37. The method of claim 36, comprising administering a composition comprising a Wnt3 polypeptide, a Wnt3A polypeptide, or a bioactive fragment thereof, wherein said composition is administered in an amount effective to promote proliferation of cardiac cells, thereby treating said developmental disorder, and wherein said Wnt3 polypeptide, Wnt3A polypeptide, or bioactive fragment thereof promotes Wnt signaling via the canonical Wnt signaling pathway.

38. The method of claim 36, wherein said developmental disorder is selected from any of non-compaction of the ventricular myocardium; congenital heart disease; DiGeorge syndrome; or hypoplastic left heart syndrome.

39. The method of claim 36, wherein said composition is administered in utero.

40. The method of claim 36, wherein said composition is administered systemically.

41. The method of claim 36, wherein said composition is administered to the myocardium, pericardium, or endocardium via a syringe, catheter, stent, wire, or other intraluminal device.

42. The method of claim 36, wherein said Wnt polypeptide, or bioactive fragment thereof, is modified with one or more moieties to produce a modified Wnt polypeptide, or bioactive fragment thereof, and wherein said modified Wnt polypeptide, or bioactive fragment thereof, promotes Wnt signaling via the canonical Wnt signaling pathway.

43. Use of a Wnt polypeptide, or bioactive fragment thereof, in the manufacture of a medicament for promoting cardiac cell proliferation and/or regeneration, wherein said Wnt polypeptide, or bioactive fragment thereof, promotes Wnt signaling via the canonical Wnt signaling pathway, and wherein said Wnt polypeptide, or bioactive fragment thereof, is modified with one or more moieties to produce a modified Wnt polypeptide or bioactive fragment thereof.

44. A modified polypeptide, comprising a Wnt-related polypeptide, or bioactive fragment thereof, appended with one or more moieties to produce a modified Wnt-related polypeptide, or bioactive fragment thereof, wherein said modified Wnt-related polypeptide, or bioactive fragment thereof, promotes Wnt signaling via the canonical Wnt signaling pathway.

45. The modified polypeptide of claim 44, wherein said Wnt-related polypeptide, or bioactive fragment thereof, is appended with two or more moieties to produce a modified Wnt-related polypeptide, or bioactive fragment thereof, wherein said modified Wnt-related polypeptide, or bioactive fragment thereof, promotes Wnt signaling via the canonical Wnt signaling pathway.
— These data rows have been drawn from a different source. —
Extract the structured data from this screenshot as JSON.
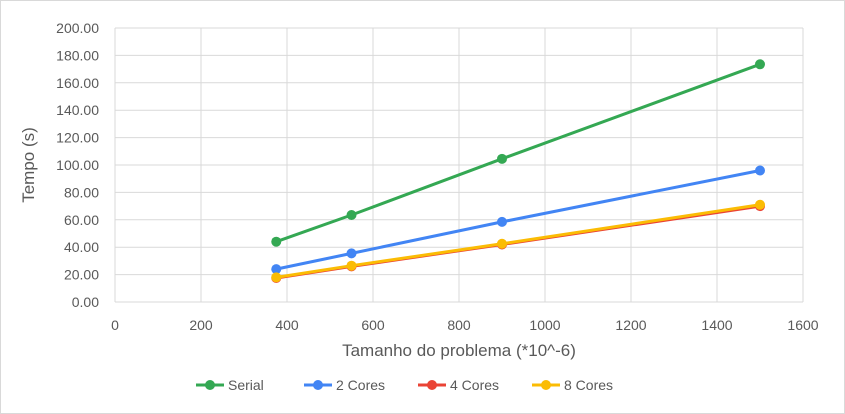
{
  "chart_data": {
    "type": "scatter",
    "xlabel": "Tamanho do problema (*10^-6)",
    "ylabel": "Tempo (s)",
    "xlim": [
      0,
      1600
    ],
    "ylim": [
      0,
      200
    ],
    "x_ticks": [
      "0",
      "200",
      "400",
      "600",
      "800",
      "1000",
      "1200",
      "1400",
      "1600"
    ],
    "y_ticks": [
      "0.00",
      "20.00",
      "40.00",
      "60.00",
      "80.00",
      "100.00",
      "120.00",
      "140.00",
      "160.00",
      "180.00",
      "200.00"
    ],
    "grid": true,
    "legend_position": "bottom",
    "series": [
      {
        "name": "Serial",
        "color": "#34a853",
        "x": [
          375,
          550,
          900,
          1500
        ],
        "y": [
          44,
          63.5,
          104.5,
          173.5
        ]
      },
      {
        "name": "2 Cores",
        "color": "#4285f4",
        "x": [
          375,
          550,
          900,
          1500
        ],
        "y": [
          24,
          35.5,
          58.5,
          96
        ]
      },
      {
        "name": "4 Cores",
        "color": "#ea4335",
        "x": [
          375,
          550,
          900,
          1500
        ],
        "y": [
          17.5,
          26,
          42,
          70
        ]
      },
      {
        "name": "8 Cores",
        "color": "#fbbc04",
        "x": [
          375,
          550,
          900,
          1500
        ],
        "y": [
          18,
          26.5,
          42.5,
          71
        ]
      }
    ]
  }
}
46. The modified polypeptide of claim 44, wherein said one or more moieties are appended to an N-terminal amino acid residue, a C-terminal amino acid residue, and/or an internal amino acid residue.
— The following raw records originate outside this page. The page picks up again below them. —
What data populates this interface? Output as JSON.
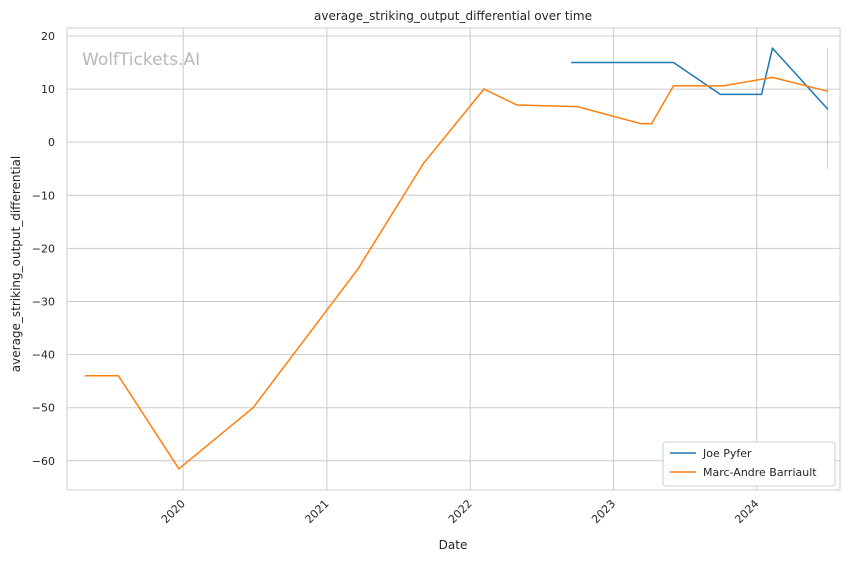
{
  "chart_data": {
    "type": "line",
    "title": "average_striking_output_differential over time",
    "xlabel": "Date",
    "ylabel": "average_striking_output_differential",
    "watermark": "WolfTickets.AI",
    "xlim": [
      "2019-03-11",
      "2024-07-31"
    ],
    "ylim": [
      -65.5,
      21.5
    ],
    "x_ticks": [
      "2020",
      "2021",
      "2022",
      "2023",
      "2024"
    ],
    "y_ticks": [
      "20",
      "10",
      "0",
      "−10",
      "−20",
      "−30",
      "−40",
      "−50",
      "−60"
    ],
    "grid": true,
    "legend_position": "lower-right",
    "series": [
      {
        "name": "Joe Pyfer",
        "color": "#1f77b4",
        "points": [
          {
            "x": "2022-09-17",
            "y": 15
          },
          {
            "x": "2023-06-03",
            "y": 15
          },
          {
            "x": "2023-09-30",
            "y": 9
          },
          {
            "x": "2024-01-13",
            "y": 9
          },
          {
            "x": "2024-02-10",
            "y": 17.7
          },
          {
            "x": "2024-06-29",
            "y": 6.3
          }
        ],
        "error_bar": {
          "x": "2024-06-29",
          "low": -5,
          "high": 17.7
        }
      },
      {
        "name": "Marc-Andre Barriault",
        "color": "#ff7f0e",
        "points": [
          {
            "x": "2019-04-27",
            "y": -44
          },
          {
            "x": "2019-07-20",
            "y": -44
          },
          {
            "x": "2019-12-21",
            "y": -61.5
          },
          {
            "x": "2020-06-27",
            "y": -50
          },
          {
            "x": "2021-03-20",
            "y": -24
          },
          {
            "x": "2021-09-04",
            "y": -4
          },
          {
            "x": "2022-02-05",
            "y": 10
          },
          {
            "x": "2022-04-30",
            "y": 7
          },
          {
            "x": "2022-10-01",
            "y": 6.7
          },
          {
            "x": "2023-03-11",
            "y": 3.5
          },
          {
            "x": "2023-04-08",
            "y": 3.5
          },
          {
            "x": "2023-06-03",
            "y": 10.6
          },
          {
            "x": "2023-10-07",
            "y": 10.6
          },
          {
            "x": "2024-02-10",
            "y": 12.2
          },
          {
            "x": "2024-06-29",
            "y": 9.6
          }
        ]
      }
    ]
  }
}
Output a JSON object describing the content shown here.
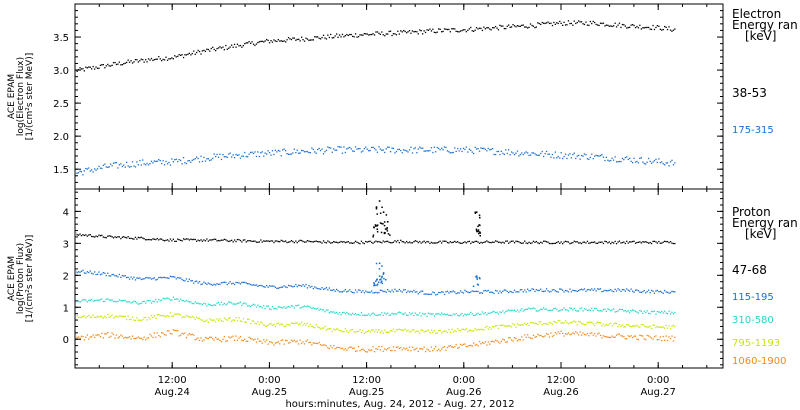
{
  "footer": {
    "xlabel": "hours:minutes, Aug. 24, 2012 - Aug. 27, 2012"
  },
  "x_ticks": [
    {
      "time": "12:00",
      "date": "Aug.24",
      "t_hours": 12
    },
    {
      "time": "0:00",
      "date": "Aug.25",
      "t_hours": 24
    },
    {
      "time": "12:00",
      "date": "Aug.25",
      "t_hours": 36
    },
    {
      "time": "0:00",
      "date": "Aug.26",
      "t_hours": 48
    },
    {
      "time": "12:00",
      "date": "Aug.26",
      "t_hours": 60
    },
    {
      "time": "0:00",
      "date": "Aug.27",
      "t_hours": 72
    }
  ],
  "chart_data": [
    {
      "type": "scatter",
      "ylabel_lines": [
        "ACE EPAM",
        "log(Electron Flux)",
        "[1/(cm²s ster MeV)]"
      ],
      "legend_title_lines": [
        "Electron",
        "Energy ran",
        "[keV]"
      ],
      "xlim": [
        0,
        80
      ],
      "ylim": [
        1.2,
        4.0
      ],
      "yticks": [
        "1.5",
        "2.0",
        "2.5",
        "3.0",
        "3.5"
      ],
      "series": [
        {
          "name": "38-53",
          "color": "#000000",
          "t": [
            0,
            2,
            4,
            6,
            8,
            10,
            12,
            16,
            20,
            24,
            28,
            32,
            36,
            40,
            44,
            48,
            52,
            56,
            60,
            64,
            68,
            72,
            74
          ],
          "y": [
            3.0,
            3.04,
            3.08,
            3.12,
            3.15,
            3.18,
            3.2,
            3.3,
            3.38,
            3.45,
            3.48,
            3.52,
            3.55,
            3.57,
            3.6,
            3.62,
            3.65,
            3.68,
            3.72,
            3.72,
            3.68,
            3.65,
            3.62
          ],
          "noise": 0.035
        },
        {
          "name": "175-315",
          "color": "#1a6fd0",
          "t": [
            0,
            4,
            8,
            12,
            16,
            20,
            24,
            28,
            32,
            36,
            40,
            44,
            48,
            52,
            56,
            60,
            64,
            68,
            72,
            74
          ],
          "y": [
            1.45,
            1.55,
            1.6,
            1.62,
            1.68,
            1.72,
            1.75,
            1.78,
            1.8,
            1.8,
            1.8,
            1.8,
            1.8,
            1.78,
            1.75,
            1.72,
            1.7,
            1.66,
            1.62,
            1.6
          ],
          "noise": 0.05
        }
      ]
    },
    {
      "type": "scatter",
      "ylabel_lines": [
        "ACE EPAM",
        "log(Proton Flux)",
        "[1/(cm²s ster MeV)]"
      ],
      "legend_title_lines": [
        "Proton",
        "Energy ran",
        "[keV]"
      ],
      "xlim": [
        0,
        80
      ],
      "ylim": [
        -0.9,
        4.7
      ],
      "yticks": [
        "0",
        "1",
        "2",
        "3",
        "4"
      ],
      "series": [
        {
          "name": "47-68",
          "color": "#000000",
          "t": [
            0,
            4,
            8,
            12,
            16,
            20,
            24,
            28,
            32,
            36,
            40,
            44,
            48,
            52,
            56,
            60,
            64,
            68,
            72,
            74
          ],
          "y": [
            3.3,
            3.22,
            3.18,
            3.12,
            3.12,
            3.1,
            3.08,
            3.08,
            3.05,
            3.05,
            3.08,
            3.05,
            3.05,
            3.06,
            3.05,
            3.05,
            3.05,
            3.05,
            3.05,
            3.05
          ],
          "noise": 0.04,
          "spikes": [
            {
              "t": 37.5,
              "y": 4.35
            },
            {
              "t": 38.0,
              "y": 4.0
            },
            {
              "t": 38.5,
              "y": 3.7
            },
            {
              "t": 37.0,
              "y": 3.6
            },
            {
              "t": 49.5,
              "y": 4.0
            },
            {
              "t": 49.8,
              "y": 3.6
            }
          ]
        },
        {
          "name": "115-195",
          "color": "#1a6fd0",
          "t": [
            0,
            4,
            8,
            12,
            16,
            20,
            24,
            28,
            32,
            36,
            40,
            44,
            48,
            52,
            56,
            60,
            64,
            68,
            72,
            74
          ],
          "y": [
            2.15,
            2.05,
            1.9,
            1.95,
            1.75,
            1.78,
            1.65,
            1.7,
            1.55,
            1.5,
            1.55,
            1.45,
            1.5,
            1.5,
            1.55,
            1.55,
            1.55,
            1.55,
            1.5,
            1.5
          ],
          "noise": 0.05,
          "spikes": [
            {
              "t": 37.5,
              "y": 2.4
            },
            {
              "t": 38.0,
              "y": 2.1
            },
            {
              "t": 37.2,
              "y": 1.9
            },
            {
              "t": 49.5,
              "y": 2.0
            }
          ]
        },
        {
          "name": "310-580",
          "color": "#29d6c8",
          "t": [
            0,
            4,
            8,
            12,
            16,
            20,
            24,
            28,
            32,
            36,
            40,
            44,
            48,
            52,
            56,
            60,
            64,
            68,
            72,
            74
          ],
          "y": [
            1.2,
            1.25,
            1.15,
            1.3,
            1.1,
            1.15,
            1.0,
            1.05,
            0.85,
            0.8,
            0.82,
            0.78,
            0.8,
            0.85,
            0.95,
            0.95,
            0.95,
            0.9,
            0.85,
            0.85
          ],
          "noise": 0.05
        },
        {
          "name": "795-1193",
          "color": "#c8e600",
          "t": [
            0,
            4,
            8,
            12,
            16,
            20,
            24,
            28,
            32,
            36,
            40,
            44,
            48,
            52,
            56,
            60,
            64,
            68,
            72,
            74
          ],
          "y": [
            0.7,
            0.75,
            0.65,
            0.8,
            0.6,
            0.65,
            0.45,
            0.5,
            0.3,
            0.25,
            0.28,
            0.25,
            0.3,
            0.4,
            0.5,
            0.55,
            0.5,
            0.45,
            0.4,
            0.4
          ],
          "noise": 0.06
        },
        {
          "name": "1060-1900",
          "color": "#f08a1c",
          "t": [
            0,
            4,
            8,
            12,
            16,
            20,
            24,
            28,
            32,
            36,
            40,
            44,
            48,
            52,
            56,
            60,
            64,
            68,
            72,
            74
          ],
          "y": [
            0.05,
            0.15,
            0.05,
            0.25,
            0.0,
            0.05,
            -0.1,
            -0.05,
            -0.25,
            -0.3,
            -0.25,
            -0.3,
            -0.2,
            -0.05,
            0.1,
            0.2,
            0.15,
            0.1,
            0.05,
            0.05
          ],
          "noise": 0.08
        }
      ]
    }
  ]
}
47. The modified polypeptide of claim 46, wherein said one or more moieties are hydrophobic moieties.

48. The modified polypeptide of claim 46, wherein said one or more moieties are hydrophilic moieties.
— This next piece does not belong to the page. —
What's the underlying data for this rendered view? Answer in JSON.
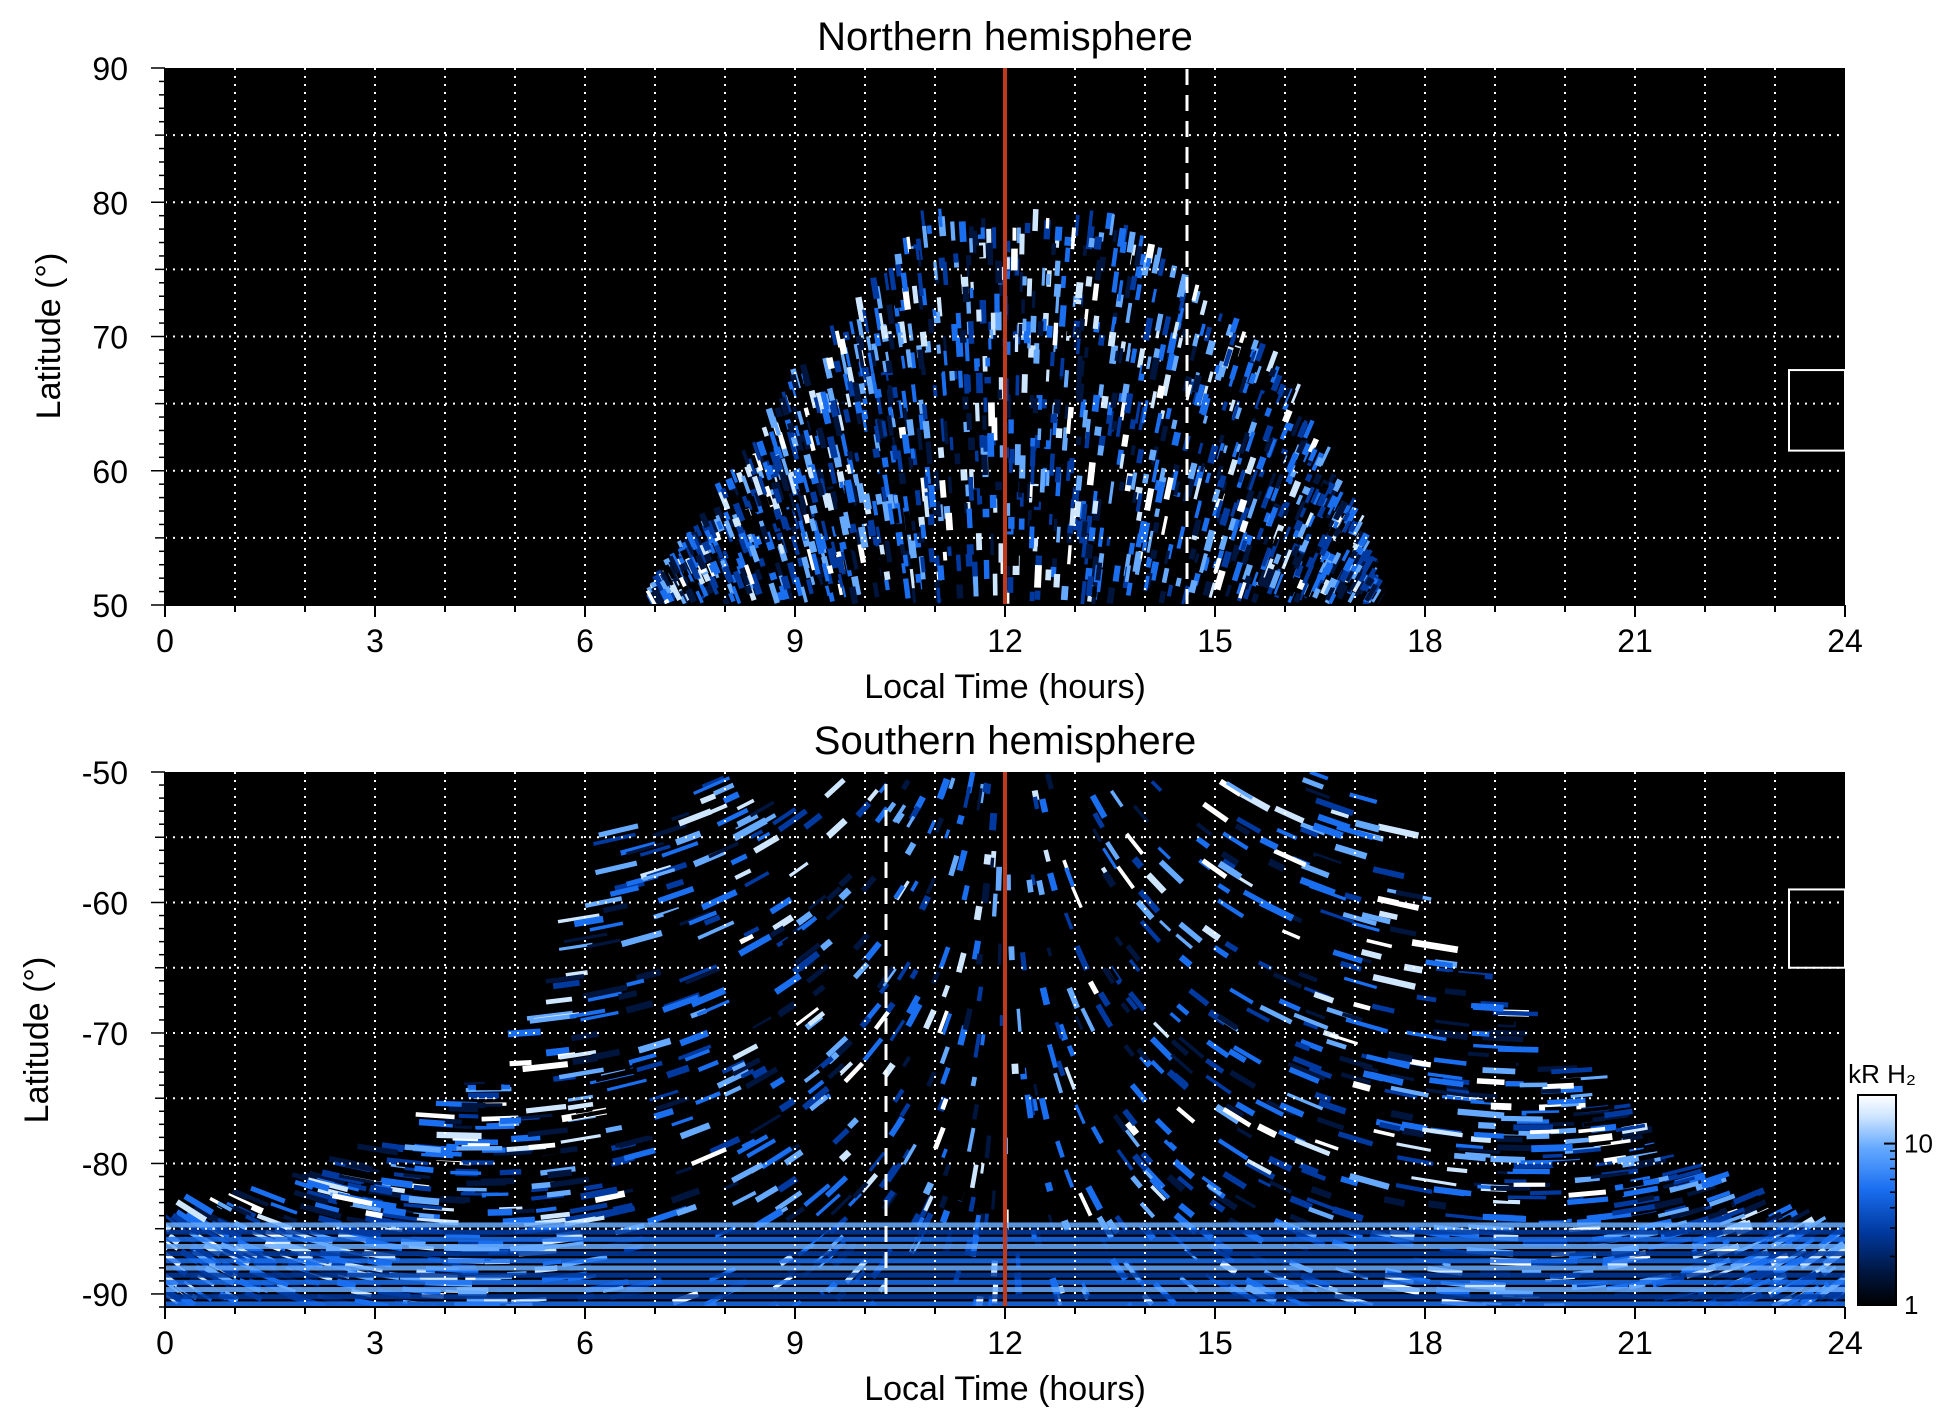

49. The modified polypeptide of claim 47, wherein said one or more hydrophobic moieties are independently selected from any of a sterol, a fatty acid, a hydrophobic amino acid residue, or a hydrophobic peptide.

50. The modified polypeptide of claim 48, wherein said one or more hydrophilic moieties are independently selected from any of a PEG containing moiety, cyclodextran, or albumin.

51. The modified polypeptide of claim 50 formulated in a pharmaceutically acceptable carrier.

52. The modified polypeptide of claim 50 attached to a biocompatible device or dissolved in a biocompatible matrix.